Dezsö Kosztolányi

Le traducteur cleptomane et autres histoires

Traduit du hongrois vers le français par Adám Péter et Maurice Regnaut

Ed. Viviane Hamy, 1994

Figurant parmi les auteurs hongrois que je souhaitais découvrir, au moment de faire ma sélection parmi les quelques ouvrages disponibles en traduction, j’ai été irrésistiblement attirée par ce titre. L’ironie qu’il sous-entend ne manquant pas de faire sourire la lectrice de littérature en traduction que je suis, mon choix fut vite fixé. J’ignorais alors que l’auteur avait lui-même exercé la profession de traducteur et c’est après avoir pris connaissance de sa biographie que j’ai cru y voir également une pointe d’autodérision.

Né en 1885 dans une ville du sud de l’empire Austro-hongrois, c’est depuis Budapest où il s’est établi au début du XXe siècle que Kosztolányi a été témoin de la chute dudit empire, de la première guerre mondiale puis d’une autre guerre à l’issue de laquelle sa ville natale fut intégrée au Royaume de Serbie. A l’université il étudie la philosophie et la littérature mais c’est finalement par le journalisme qu’il aborde le monde des lettres, puis c’est par la poésie qu’il se fait éventuellement publier. On peut d’ailleurs retrouver la trace de ces éléments biographiques au long des onze nouvelles réunies dans ce recueil et plus particulièrement à travers les traits du personnage principal qui les habite.

Homme de lettres rompu aux usages d’un milieu qu’il connaît bien, philosophe à ses heures, un peu poète aussi, noctambule souffrant régulièrement d’insomnie, Kornél Esti1 tient salon dans un bar où quelques amis, écrivains pour la plupart, viennent volontiers l’écouter raconter ses histoires. A la fois observateur perspicace et habile conteur, qu’il soit question d’un homme sombrant inéluctablement dans la misère, d’un séjour dans une ville où le mensonge n’est pas toléré, d’une nuit à discuter avec un homme dont il ne parle pas la langue, des réactions suscitées par la disparition d’un homme, de son chapeau, de sa propre mort ou des aléas de la vie d’écrivain, ça n’est pas sans un brin de philosophie, une touche d’humour, un trait d’ironie, une pincée d’absurde et poussant parfois jusqu’au surréalisme, qu’il agrémente ses récits.

Si d’une nouvelle à l’autre la forme et la mise en situation tendent vers la répétition, peu complexes, les histoires sont cependant bien ficelées et l’ensemble, tant au niveau de la conception que de la prose, est de bonne facture.

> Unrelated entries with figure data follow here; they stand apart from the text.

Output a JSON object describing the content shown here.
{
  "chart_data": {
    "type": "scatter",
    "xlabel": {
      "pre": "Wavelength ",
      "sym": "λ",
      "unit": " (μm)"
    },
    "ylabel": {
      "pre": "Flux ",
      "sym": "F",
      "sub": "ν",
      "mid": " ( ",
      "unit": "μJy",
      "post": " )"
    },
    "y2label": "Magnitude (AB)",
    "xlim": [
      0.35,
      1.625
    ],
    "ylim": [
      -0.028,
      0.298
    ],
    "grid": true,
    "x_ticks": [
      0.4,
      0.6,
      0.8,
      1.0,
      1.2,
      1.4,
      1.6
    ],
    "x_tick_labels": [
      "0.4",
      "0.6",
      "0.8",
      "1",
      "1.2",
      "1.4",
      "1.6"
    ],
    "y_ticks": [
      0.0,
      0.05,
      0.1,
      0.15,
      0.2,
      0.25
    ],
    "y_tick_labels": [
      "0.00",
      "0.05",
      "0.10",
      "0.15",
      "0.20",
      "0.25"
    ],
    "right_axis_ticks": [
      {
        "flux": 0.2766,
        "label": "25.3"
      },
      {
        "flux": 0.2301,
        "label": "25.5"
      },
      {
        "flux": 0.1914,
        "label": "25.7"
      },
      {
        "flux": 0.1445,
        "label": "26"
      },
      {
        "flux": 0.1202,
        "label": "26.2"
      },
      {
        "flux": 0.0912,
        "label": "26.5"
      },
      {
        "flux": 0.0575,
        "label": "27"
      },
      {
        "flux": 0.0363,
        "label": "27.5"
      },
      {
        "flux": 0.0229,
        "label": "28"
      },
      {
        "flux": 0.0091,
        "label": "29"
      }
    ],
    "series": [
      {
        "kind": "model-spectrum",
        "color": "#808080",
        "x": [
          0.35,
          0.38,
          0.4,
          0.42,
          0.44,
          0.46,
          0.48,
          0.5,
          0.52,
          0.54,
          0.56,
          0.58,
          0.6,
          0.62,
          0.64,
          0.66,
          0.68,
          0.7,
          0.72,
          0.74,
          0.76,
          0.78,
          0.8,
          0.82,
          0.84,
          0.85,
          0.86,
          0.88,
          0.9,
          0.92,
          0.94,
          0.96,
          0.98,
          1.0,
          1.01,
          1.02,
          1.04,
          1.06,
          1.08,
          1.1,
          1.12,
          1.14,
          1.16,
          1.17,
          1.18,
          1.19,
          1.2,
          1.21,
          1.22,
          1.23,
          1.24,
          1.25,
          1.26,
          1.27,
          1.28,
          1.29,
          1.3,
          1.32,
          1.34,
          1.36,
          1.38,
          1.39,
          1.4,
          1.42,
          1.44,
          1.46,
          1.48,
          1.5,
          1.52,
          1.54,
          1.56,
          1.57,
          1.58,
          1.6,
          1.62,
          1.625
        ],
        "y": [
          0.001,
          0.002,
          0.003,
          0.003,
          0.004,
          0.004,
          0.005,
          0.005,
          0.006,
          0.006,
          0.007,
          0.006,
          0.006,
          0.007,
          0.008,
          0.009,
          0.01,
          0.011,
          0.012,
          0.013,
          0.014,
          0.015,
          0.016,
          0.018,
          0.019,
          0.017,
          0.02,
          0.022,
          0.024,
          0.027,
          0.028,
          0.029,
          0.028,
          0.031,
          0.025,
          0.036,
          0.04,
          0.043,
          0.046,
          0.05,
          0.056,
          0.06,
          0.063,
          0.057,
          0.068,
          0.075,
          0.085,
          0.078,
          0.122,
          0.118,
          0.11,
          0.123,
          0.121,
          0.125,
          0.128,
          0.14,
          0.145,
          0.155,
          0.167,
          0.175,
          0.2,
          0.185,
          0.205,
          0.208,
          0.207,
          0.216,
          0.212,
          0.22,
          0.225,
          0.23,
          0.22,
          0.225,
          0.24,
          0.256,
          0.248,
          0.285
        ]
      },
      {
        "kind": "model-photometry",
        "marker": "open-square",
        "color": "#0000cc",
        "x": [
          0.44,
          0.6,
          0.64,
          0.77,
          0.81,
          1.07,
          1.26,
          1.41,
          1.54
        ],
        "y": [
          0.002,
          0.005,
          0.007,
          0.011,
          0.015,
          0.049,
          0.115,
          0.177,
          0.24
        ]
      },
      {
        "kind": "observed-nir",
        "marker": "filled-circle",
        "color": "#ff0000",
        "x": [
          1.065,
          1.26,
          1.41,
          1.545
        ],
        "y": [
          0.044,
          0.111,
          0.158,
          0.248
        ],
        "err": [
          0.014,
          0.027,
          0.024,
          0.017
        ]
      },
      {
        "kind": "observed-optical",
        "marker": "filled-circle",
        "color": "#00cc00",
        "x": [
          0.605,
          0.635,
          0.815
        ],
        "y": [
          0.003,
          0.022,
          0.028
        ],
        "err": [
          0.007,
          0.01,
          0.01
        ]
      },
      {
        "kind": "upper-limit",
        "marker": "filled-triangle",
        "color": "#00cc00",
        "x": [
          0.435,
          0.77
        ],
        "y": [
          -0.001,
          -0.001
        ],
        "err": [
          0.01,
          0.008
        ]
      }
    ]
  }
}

L’humour compensant pour la superficialité de certaines réflexions, le ton reste plutôt léger, mais grâce à leur caractère universel, la justesse des observations dont recèlent ces histoires devraient toucher bon nombre de lecteurs.

Notes :

1.La présente édition ne fournissant pas de précisions au sujet des titres ou de la publication originale de ces récits, on peut présumer que de manière générale ils aient pu être tirés de l’un ou l’autre des volumes dédiés aux aventures de Kornél Esti, personnage fétiche souvent perçu comme une sorte d’alter ego de l’auteur.